Humans too often give crows the cold shoulder. In literature and film, these glossy black birds frequently portend death or bad luck. The collective noun for a flock of them, “a murder of crows,” doesn’t help. Their call is loud and unmelodic, and because they roost together at night (when they are young or not breeding), they raise a ruckus.
Balazs says crows deserve respect. Research shows that they are smart, resourceful, and humorous. She and her staff are enjoying working with A and Z. “They’re very intelligent, very curious,” says Balazs. “They are doing well here.”
“Because they are so smart,” she explains, “these birds need a lot of stimulation.” Freshmen from Morse High School in Bath recently lent a hand when they visited Chewonki to make “puzzle feeders” for the crows. Using simple materials including PVC and egg cartons, the students, all participants in the Chewonki Waypoint Program, put together feeders that require A and Z to problem-solve in order to get a yummy reward.
Crows are scavengers and gourmands. They relish carrion, garbage, reptiles, amphibians, mouse bits, nuts and grains, fruit, eggs, and worms (mealworms are the filet mignon of A and Z’s world). They clean up roadkill and steal corn from newly planted fields and harvest stubble. They are robbers, yes, but also help tidy our world.

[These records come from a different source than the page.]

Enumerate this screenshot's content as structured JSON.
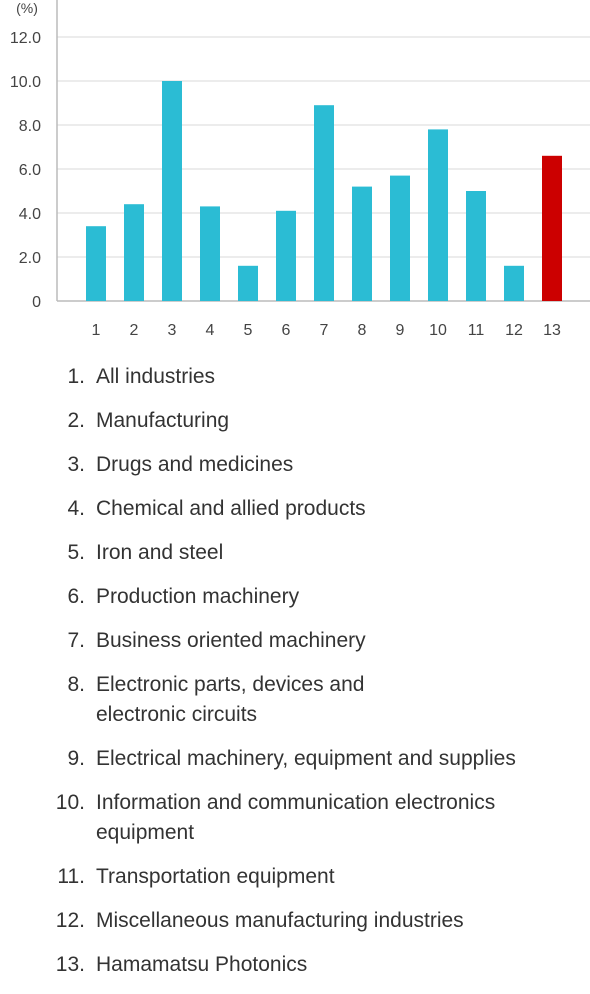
{
  "chart_data": {
    "type": "bar",
    "unit_label": "(%)",
    "categories": [
      "1",
      "2",
      "3",
      "4",
      "5",
      "6",
      "7",
      "8",
      "9",
      "10",
      "11",
      "12",
      "13"
    ],
    "values": [
      3.4,
      4.4,
      10.0,
      4.3,
      1.6,
      4.1,
      8.9,
      5.2,
      5.7,
      7.8,
      5.0,
      1.6,
      6.6
    ],
    "bar_colors": [
      "#2bbcd4",
      "#2bbcd4",
      "#2bbcd4",
      "#2bbcd4",
      "#2bbcd4",
      "#2bbcd4",
      "#2bbcd4",
      "#2bbcd4",
      "#2bbcd4",
      "#2bbcd4",
      "#2bbcd4",
      "#2bbcd4",
      "#cc0000"
    ],
    "ylim": [
      0,
      12.0
    ],
    "yticks": [
      "0",
      "2.0",
      "4.0",
      "6.0",
      "8.0",
      "10.0",
      "12.0"
    ],
    "grid": true,
    "title": "",
    "xlabel": "",
    "ylabel": ""
  },
  "legend": {
    "items": [
      {
        "num": "1.",
        "label": "All industries"
      },
      {
        "num": "2.",
        "label": "Manufacturing"
      },
      {
        "num": "3.",
        "label": "Drugs and medicines"
      },
      {
        "num": "4.",
        "label": "Chemical and allied products"
      },
      {
        "num": "5.",
        "label": "Iron and steel"
      },
      {
        "num": "6.",
        "label": "Production machinery"
      },
      {
        "num": "7.",
        "label": "Business oriented machinery"
      },
      {
        "num": "8.",
        "label": "Electronic parts, devices and\nelectronic circuits"
      },
      {
        "num": "9.",
        "label": "Electrical machinery, equipment and supplies"
      },
      {
        "num": "10.",
        "label": "Information and communication electronics\nequipment"
      },
      {
        "num": "11.",
        "label": "Transportation equipment"
      },
      {
        "num": "12.",
        "label": "Miscellaneous manufacturing industries"
      },
      {
        "num": "13.",
        "label": "Hamamatsu Photonics"
      }
    ]
  }
}
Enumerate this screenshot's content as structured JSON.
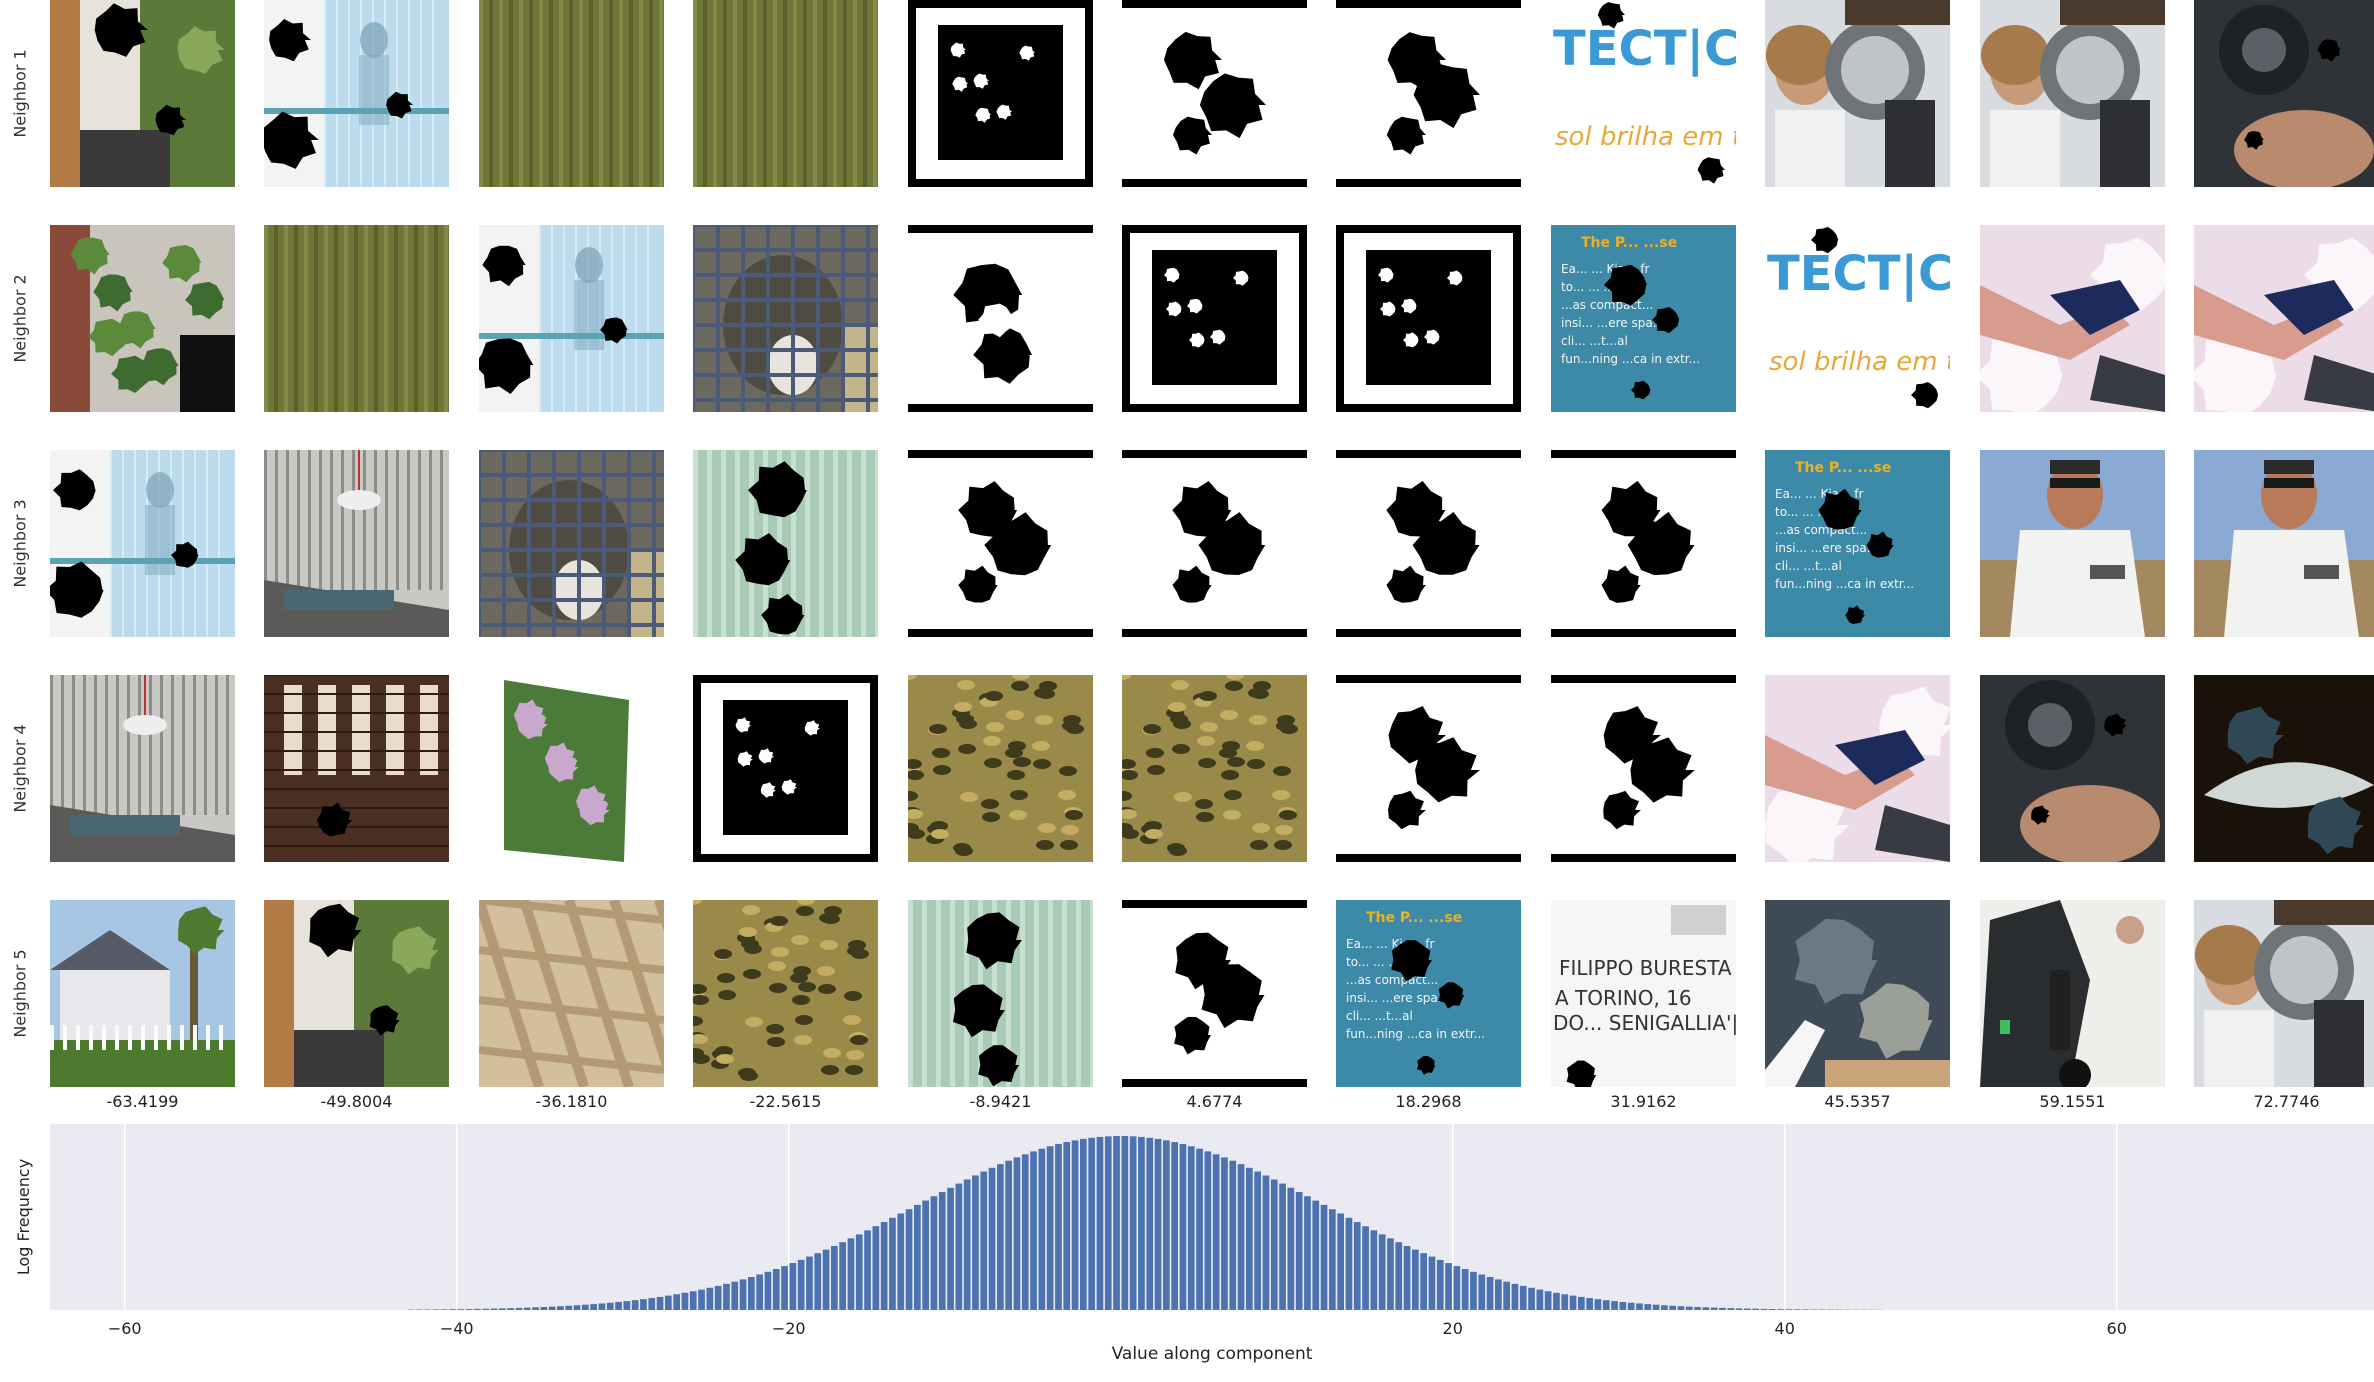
{
  "rows": [
    "Neighbor 1",
    "Neighbor 2",
    "Neighbor 3",
    "Neighbor 4",
    "Neighbor 5"
  ],
  "column_values": [
    "-63.4199",
    "-49.8004",
    "-36.1810",
    "-22.5615",
    "-8.9421",
    "4.6774",
    "18.2968",
    "31.9162",
    "45.5357",
    "59.1551",
    "72.7746"
  ],
  "tile_text": {
    "tect": "TECT|C",
    "tect_sub": "sol brilha em t",
    "book_title": "The P... ...se",
    "book_body": [
      "Ea... ... Kia... fr",
      "to... ... ...",
      "...as compact...",
      "insi... ...ere spa...",
      "cli... ...t...al",
      "fun...ning ...ca in extr..."
    ],
    "hand_1": "FILIPPO BURESTA",
    "hand_2": "A TORINO, 16",
    "hand_3": "DO... SENIGALLIA'|"
  },
  "palette": {
    "hist_bg": "#eaeaf2",
    "bar": "#4c72b0",
    "grid": "#ffffff",
    "text": "#222222"
  },
  "chart_data": {
    "type": "bar",
    "title": "",
    "xlabel": "Value along component",
    "ylabel": "Log Frequency",
    "xlim": [
      -64.5,
      75.5
    ],
    "xticks": [
      -60,
      -40,
      -20,
      20,
      40,
      60
    ],
    "yticks": [],
    "grid": true,
    "legend": "none",
    "bins": {
      "start": -43,
      "end": 46,
      "width": 0.5,
      "peak_x": 0,
      "sigma": 12.2,
      "relative_heights": "gaussian-shaped in log frequency; peak at 0, falls to ~0 near -43 and +46"
    }
  }
}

The crows’ strong attachment to each other presents an interesting problem. “It’s great that there are two of them, but that also makes training more challenging,” Balazs says. “Sometimes they progress at different rates.” Traveling Natural History Program staff may separate them for certain lessons or have two staff members working side-by-side, one-on-one. “I don’t promise anyone any particular time frame when training,” she says. “We move as quickly as we can,” but ultimately, as is so often true with crows, A and Z are running the show.